The attorney should work closely with his/her experts to determine which areas to develop for the questioning of the opposition's fact and opinion witnesses. The expert should be prepared to advise which facts are important and to identify potential weaknesses in the opposition's case. The expert should be in attendance at the deposition of all opposing experts and important fact witnesses. Before his own deposition, the expert should be advised by the attorney on expected areas of inquiry and method of response to questioning.

Consideration should be given to taking the expert to a mediation or judicial settlement conference. An expert with credibility will often be more persuasive than a lawyer representing the expert's opinion on the amount in dispute and the methodology used to arrive at the opinion.
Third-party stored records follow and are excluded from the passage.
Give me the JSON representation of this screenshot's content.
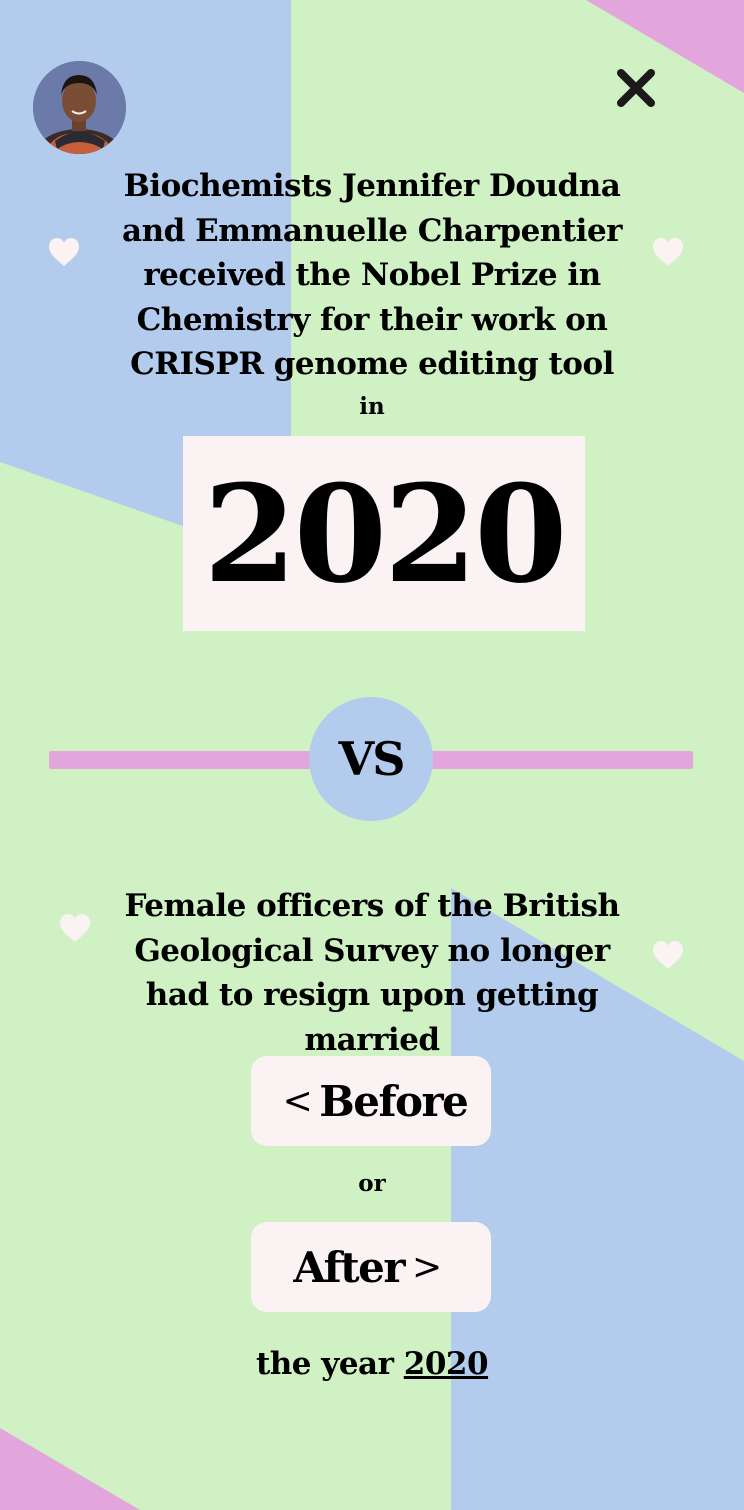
{
  "colors": {
    "background_green": "#d0f1c3",
    "accent_blue": "#b3cbed",
    "accent_pink": "#e2a5dc",
    "card_white": "#fbf3f3",
    "heart_white": "#fbf3f3"
  },
  "header": {
    "avatar_icon": "portrait-photo",
    "close_icon": "close-x-icon"
  },
  "event": {
    "description": "Biochemists Jennifer Doudna and Emmanuelle Charpentier received the Nobel Prize in Chemistry for their work on CRISPR genome editing tool",
    "in_label": "in",
    "year": "2020"
  },
  "versus": {
    "label": "VS"
  },
  "question": {
    "description": "Female officers of the British Geological Survey no longer had to resign upon getting married"
  },
  "choices": {
    "before_arrow": "<",
    "before_label": "Before",
    "or_label": "or",
    "after_label": "After",
    "after_arrow": ">"
  },
  "footer": {
    "prefix": "the year",
    "year": "2020"
  },
  "decorations": {
    "icon": "heart-icon"
  }
}
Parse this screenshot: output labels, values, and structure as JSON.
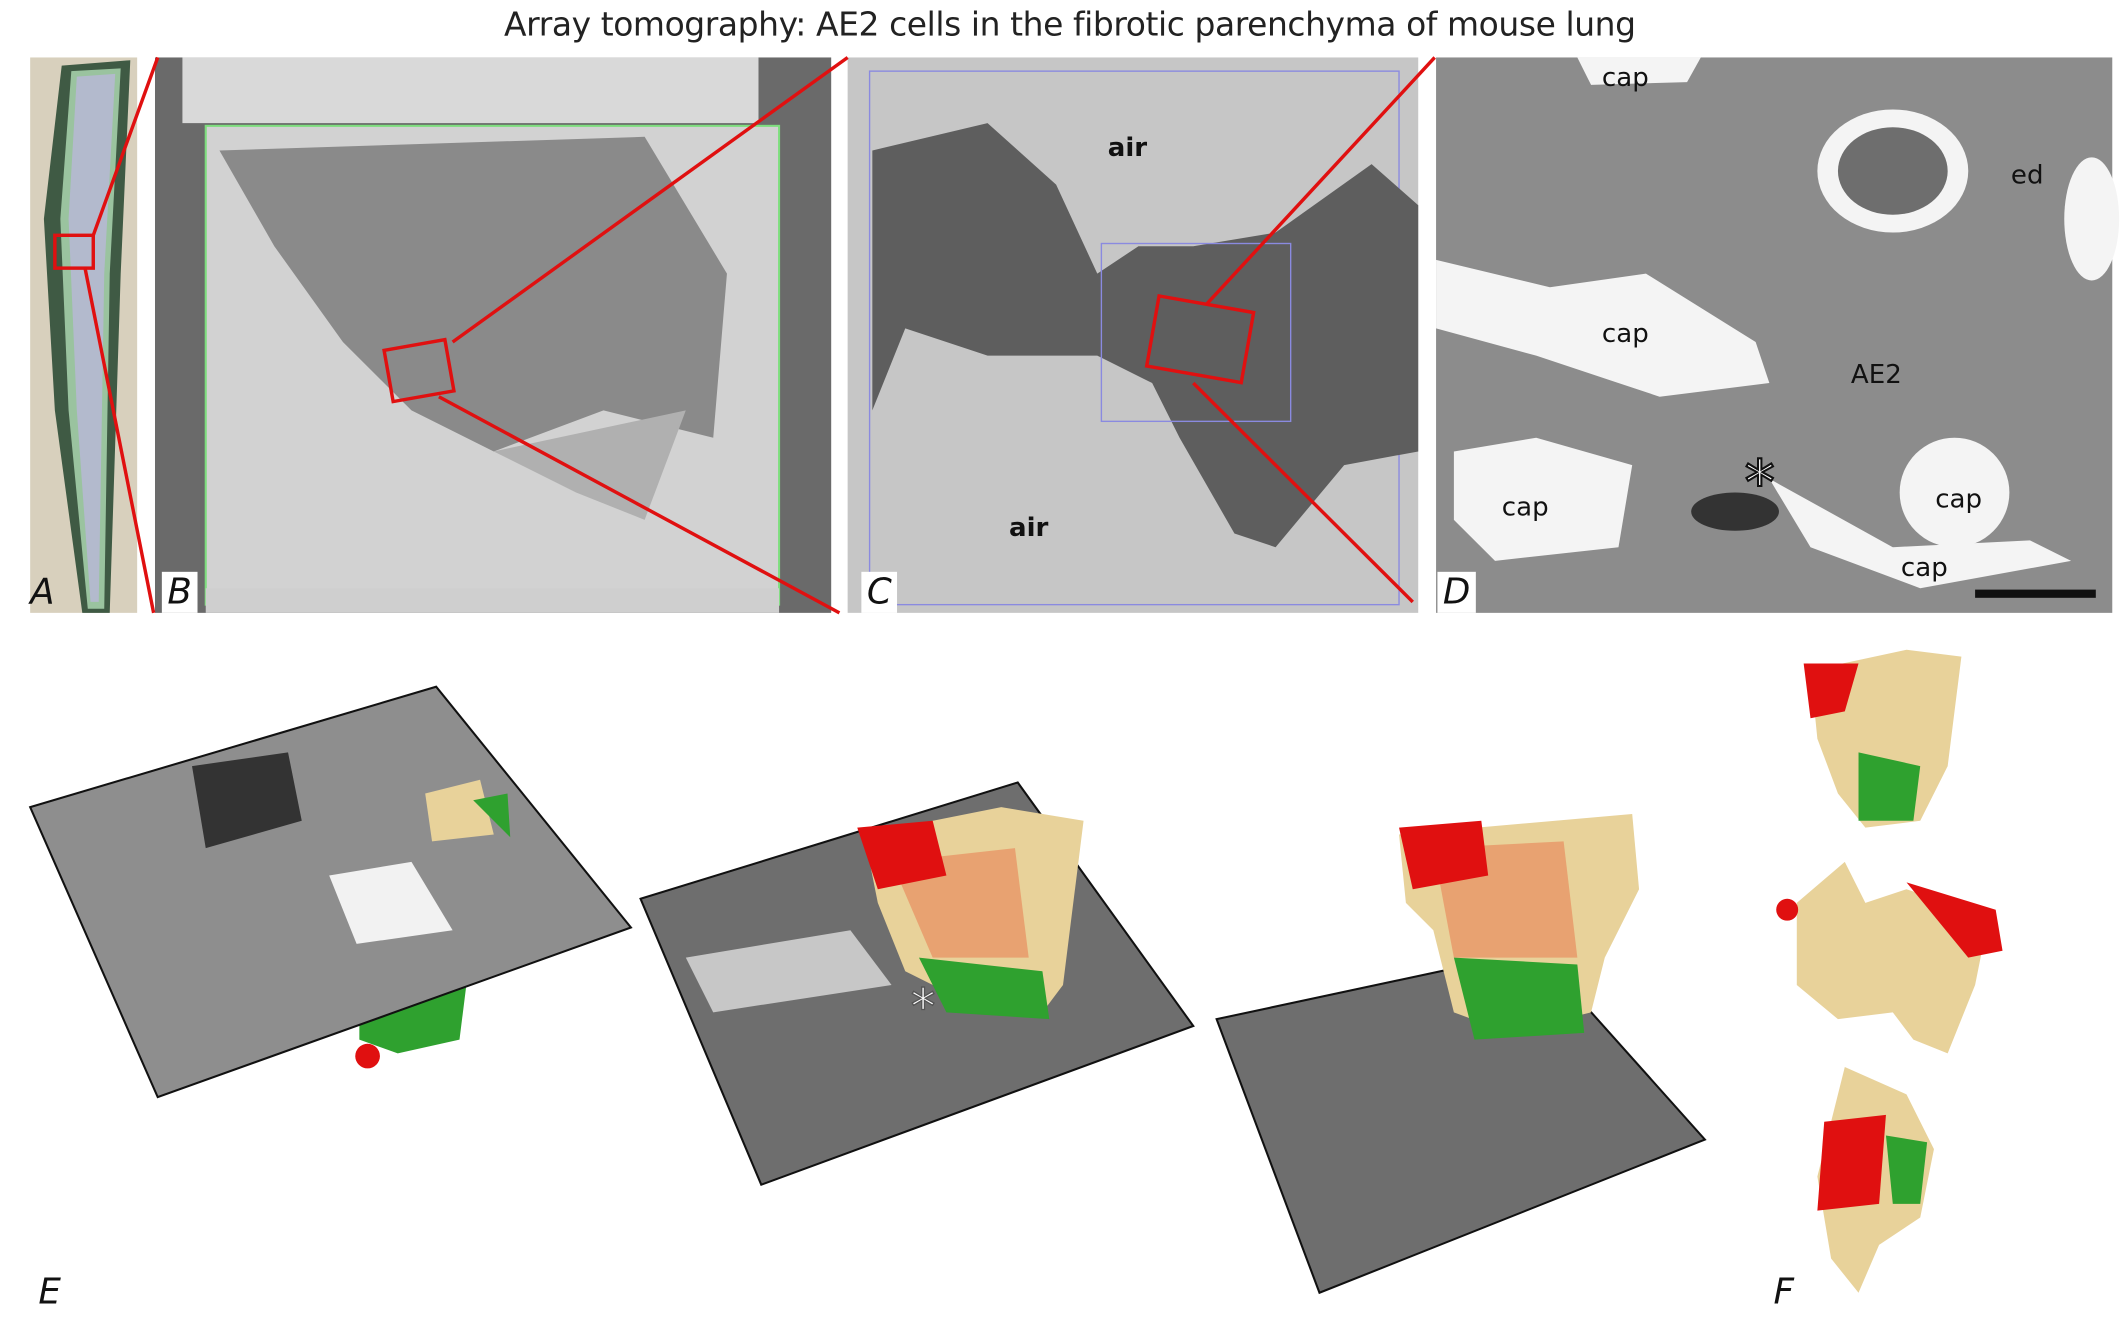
{
  "title": "Array tomography: AE2 cells in the fibrotic parenchyma of mouse lung",
  "panels": {
    "a": {
      "label": "A"
    },
    "b": {
      "label": "B"
    },
    "c": {
      "label": "C",
      "annotations": [
        "air",
        "air"
      ]
    },
    "d": {
      "label": "D",
      "annotations": [
        "cap",
        "ed",
        "cap",
        "AE2",
        "cap",
        "cap",
        "cap",
        "*"
      ]
    },
    "e": {
      "label": "E"
    },
    "f": {
      "label": "F"
    }
  },
  "colors": {
    "zoom_lines": "#e01010",
    "cell_body": "#e8d29a",
    "green_segment": "#2fa12f",
    "red_segment": "#e01010",
    "nucleus": "#e89a6a"
  }
}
Get the Full Benefit of Your Expert At Trial

One of the most crucial aspects of trial testimony is the ability to communicate technical points to the non-technically trained listener. Two fundamentals are the use of a non-technical vocabulary and demonstrative evidence: charts, graphs, diagrams, pictures, and models. Great care and thought should be given to the most effective ways to illustrate testimony. All exhibits should be of high quality, simple, clear, and of sufficient size to be easily seen and read. Pictures and diagrams should correspond so that comparison is invited. Simple demonstrations can be extremely effective. The attorney will be unable to particularize the infinite possibilities for demonstrative evidence, but a good expert, when asked, should have excellent ideas. However, all concepts and final exhibits proposed by the expert should be carefully reviewed with the attorney as the direct testimony of the expert is developed.

Dress for depositions and trial should not be overlooked. An expert in a suit is more credible than one in boots and blue jeans. Any file folder brought to trial or deposition will likely be reviewed by the other attorney. Seemingly small items such as this can determine whether a case is won or lost. Remember, the persuasiveness of expert testimony is ultimately judged by the expert's appearance, the quality and clarity of exhibits, and most of all, the expert's preparation.

Cross-Examination of Expert Witnesses

Your ability to effectively cross-examine the opposing expert bears a direct relationship to the extent of preparation of your expert, as well as the opposing expert's preparation. The lawyer who knows more about the facts or theories applicable to a particular case than the expert witness will destroy that expert's credibility, and therefore the opinion he or she offered on direct examination. The unprepared expert may be able to handle an unprepared or inexperienced lawyer but will almost always be embarrassed by a competent, prepared lawyer.

The author recommends the following techniques to his expert witnesses for use during their cross-examination by opposing counsel:

  1. Make liberal use of exhibits when responding.
  2. Listen to each question carefully and answer only the question asked. If the formulation of the question makes it impossible to answer, say so and explain why.
  3. Pause before answering a question so the attorney can object.
  4. Look at the arbitrators, judge or jury when answering questions. Good eye contact is a component of effective communication.
  5. Try to state your major points in answer to questions. This tactic calls for "no, because," "yes, but" or "the reason that is true is. . ."
  6. If you are unfamiliar with an article or textbook, you should ask to see it. You should take sufficient time in reviewing to decide whether you can say it is not relevant.
  7. Always maintain your composure. Do not show frustration with incompetence or endless repetition. Answer patiently and the best you can. Let the judge or jury be frustrated and impatient.

A carefully chosen, properly qualified and prepared expert witness can be your single most powerful tool in litigation. Alternately, a hastily chosen, ill-qualified, and unprepared expert can be extremely damaging. Make sure that you are prepared, and be ready to take advantage when your opponent is not.

This article is intended to inform the reader of general legal principles applicable to the subject area. It is not intended to provide legal advice regarding specific problems or circumstances. Readers should consult with competent counsel with regard to specific situations.